Wir sagen dem Meer adieu - heute geht es ins Landesinnere - zum Addo Elephant Park. Unterwegs halten wir bei zwei Farmstalls an - das ist im Prinzip eine Farm, die eigene, frische Produkte verkauft. Schlussendlich kaufen wir aber doch nur Rooibostee für zuhause und ein kühles, selbst gemachtes Gingerbeer.
Nach nur 2 Stunden kommen wir beim Maingate des Parks an. Da alles gebucht und bezahlt ist geht das einchecken schnell. Wir beziehen unser Cottage und brechen gleich auf zur Safari. Da es hier deutlich heisser ist, als an der Küste, haben wir auch genug Wasser eingepackt. Mit dem eigenen Auto kann man auf unzähligen Straßen und Wegen auf die Pirsch gehen. Wir fahren eine Weile ohne die geringste Spur von Großwild oder Sonstiges zu entdecken - nur ein Wasserloch mit zwei Enten drin und ein Tierkadaver ... und plötzlich stehen wir vor einem Elefanten. Nur ein paar Meter von unserem Auto entfernt frisst er gemächlich Gras und lässt sich nicht aus der Ruhe bringen. Dann sind es schon 2, gefolgt von einer ganzen Familie und schon ziehen ganze Horden an uns vorbei. Fasziniert schauen wir dem Schauspiel zu. Auf der weiteren Fahrt sehen wir noch Zebras, Wildschweine, Kudus, Schildkröten und einen Schakal, aber die richtig großen Raubkatzen bekommen wir leider nicht zu Gesicht.

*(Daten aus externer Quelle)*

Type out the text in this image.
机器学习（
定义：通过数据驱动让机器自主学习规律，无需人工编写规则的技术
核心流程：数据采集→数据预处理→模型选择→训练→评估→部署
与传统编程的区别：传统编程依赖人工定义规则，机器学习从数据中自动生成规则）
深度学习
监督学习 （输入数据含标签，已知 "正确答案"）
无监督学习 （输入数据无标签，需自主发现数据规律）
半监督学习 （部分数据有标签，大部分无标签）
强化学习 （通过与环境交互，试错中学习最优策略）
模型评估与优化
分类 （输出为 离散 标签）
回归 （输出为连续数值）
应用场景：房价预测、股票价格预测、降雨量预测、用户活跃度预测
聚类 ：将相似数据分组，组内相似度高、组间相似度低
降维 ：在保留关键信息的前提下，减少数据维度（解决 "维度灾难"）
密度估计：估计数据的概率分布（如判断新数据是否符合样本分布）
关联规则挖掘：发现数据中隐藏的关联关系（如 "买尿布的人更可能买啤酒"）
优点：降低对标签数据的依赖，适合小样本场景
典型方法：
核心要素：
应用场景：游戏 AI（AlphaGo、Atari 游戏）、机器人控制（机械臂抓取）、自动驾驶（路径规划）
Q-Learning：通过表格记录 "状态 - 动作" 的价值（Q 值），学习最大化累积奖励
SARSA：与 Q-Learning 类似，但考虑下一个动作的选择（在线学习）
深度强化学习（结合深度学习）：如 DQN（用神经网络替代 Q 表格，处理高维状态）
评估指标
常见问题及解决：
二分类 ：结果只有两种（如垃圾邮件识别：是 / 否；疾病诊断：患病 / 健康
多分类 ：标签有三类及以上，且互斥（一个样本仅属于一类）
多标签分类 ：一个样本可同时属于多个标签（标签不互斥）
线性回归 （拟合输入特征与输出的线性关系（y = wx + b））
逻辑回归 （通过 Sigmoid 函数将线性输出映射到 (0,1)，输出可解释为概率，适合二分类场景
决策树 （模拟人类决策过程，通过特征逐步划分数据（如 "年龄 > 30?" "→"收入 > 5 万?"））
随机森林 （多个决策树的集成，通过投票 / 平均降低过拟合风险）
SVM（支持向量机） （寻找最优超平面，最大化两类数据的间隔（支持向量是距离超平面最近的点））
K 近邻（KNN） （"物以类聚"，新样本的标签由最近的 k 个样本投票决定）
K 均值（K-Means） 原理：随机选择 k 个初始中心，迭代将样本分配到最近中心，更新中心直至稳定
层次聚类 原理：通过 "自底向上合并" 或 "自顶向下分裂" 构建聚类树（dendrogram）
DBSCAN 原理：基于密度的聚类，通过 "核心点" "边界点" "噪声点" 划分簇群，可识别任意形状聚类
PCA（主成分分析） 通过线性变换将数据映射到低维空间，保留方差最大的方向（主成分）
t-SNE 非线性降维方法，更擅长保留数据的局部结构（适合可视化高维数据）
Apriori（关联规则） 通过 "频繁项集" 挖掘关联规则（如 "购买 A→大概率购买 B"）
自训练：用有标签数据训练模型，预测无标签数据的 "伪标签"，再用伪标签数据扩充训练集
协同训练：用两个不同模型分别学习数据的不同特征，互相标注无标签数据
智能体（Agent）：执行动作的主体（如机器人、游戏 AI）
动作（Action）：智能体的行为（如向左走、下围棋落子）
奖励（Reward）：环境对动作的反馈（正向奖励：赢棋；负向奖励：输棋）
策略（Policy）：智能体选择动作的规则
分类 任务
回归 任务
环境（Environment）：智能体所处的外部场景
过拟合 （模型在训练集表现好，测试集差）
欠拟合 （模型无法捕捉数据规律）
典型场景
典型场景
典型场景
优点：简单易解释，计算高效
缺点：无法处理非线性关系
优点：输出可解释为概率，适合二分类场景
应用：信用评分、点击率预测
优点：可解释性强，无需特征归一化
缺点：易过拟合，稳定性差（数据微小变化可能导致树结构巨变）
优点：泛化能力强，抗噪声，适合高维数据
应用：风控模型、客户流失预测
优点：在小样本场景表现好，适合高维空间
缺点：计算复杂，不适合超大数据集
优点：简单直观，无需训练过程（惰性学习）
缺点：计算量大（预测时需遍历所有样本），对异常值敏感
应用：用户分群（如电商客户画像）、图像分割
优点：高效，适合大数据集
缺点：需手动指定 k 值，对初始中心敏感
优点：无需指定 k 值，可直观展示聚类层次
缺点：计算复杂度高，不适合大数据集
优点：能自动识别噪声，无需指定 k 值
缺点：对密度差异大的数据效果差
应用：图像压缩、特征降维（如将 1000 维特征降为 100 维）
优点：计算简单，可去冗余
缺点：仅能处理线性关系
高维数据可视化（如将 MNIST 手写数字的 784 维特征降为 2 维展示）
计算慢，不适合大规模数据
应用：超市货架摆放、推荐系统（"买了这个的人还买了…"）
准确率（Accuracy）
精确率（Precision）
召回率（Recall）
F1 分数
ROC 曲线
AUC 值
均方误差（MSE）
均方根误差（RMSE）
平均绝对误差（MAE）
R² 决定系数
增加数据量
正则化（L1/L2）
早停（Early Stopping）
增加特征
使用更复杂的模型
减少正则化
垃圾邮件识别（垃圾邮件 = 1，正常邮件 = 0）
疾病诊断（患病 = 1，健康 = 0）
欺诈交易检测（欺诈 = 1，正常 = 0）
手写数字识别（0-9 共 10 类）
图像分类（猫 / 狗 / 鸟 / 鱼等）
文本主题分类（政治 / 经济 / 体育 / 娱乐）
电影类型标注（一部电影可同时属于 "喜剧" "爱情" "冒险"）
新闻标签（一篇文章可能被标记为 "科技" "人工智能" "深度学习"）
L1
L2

... und noch ein Teil der Horde
Schweißgebadet kommen wir zurück ins Camp und buchen für den nächsten morgen eine Sunrise-Safari. Vielleicht haben wir dann mehr Glück. Nach dem Abendessen kehren wir in unser Cottage zurück und durchsuchen erst mal alles nach Kakerlaken und anderem Ungeziefer. Scheint als ob wir hier Glück haben. Bis auf ein paar Spinnen nichts dramatisches. (Nachteil von diesen Reet-Dächern - da versteckt sich gerne was). Den Abend genießen wir mit ein paar Bier auf unserem Balkon mitten im Park. Der Sternenhimmel, der sich uns Nachts bietet ist echt unglaublich. Sogar den Milky Way kann man gut erkennen.
Nachdem wir vor zwei Tagen noch völlig relaxt am Pool rumgelegen sind, haben wir heute wieder einen actionreichen Tag vor uns. Tagwache ist um 4.50 Uhr. Es ist noch stockdunkel draussen, aber wir quälen uns aus dem Bett. Wir frühstücken eine Kleinigkeit, d.h. jeder ein Keks und Instantkaffee. Was will man mehr? Viertel vor 6 ist Treffpunkt beim Office. Dann geht die Tour auch schon los. Wir in kurzen Hosen und Flip-Flops, dazu ein offener Geländebus. Zwei Stunden frieren wir uns so durch's Gelände, da sich die Sonne nicht blicken lässt - es ist nämlich komplett bewölkt. Die Tour an sich ist ein Teilerfolg, da wir mehr Tiere sehen als gestern. Vor allem Büffel, Hyänen und einige Kudus kommen zum gestrigen Repertoire dazu. Doch der König des Dschungels, der Löwe bleibt uns auch heute versagt.
Zufrieden und etwas enttäuscht zugleich verlassen wir den Addo-Park Richtung Norden.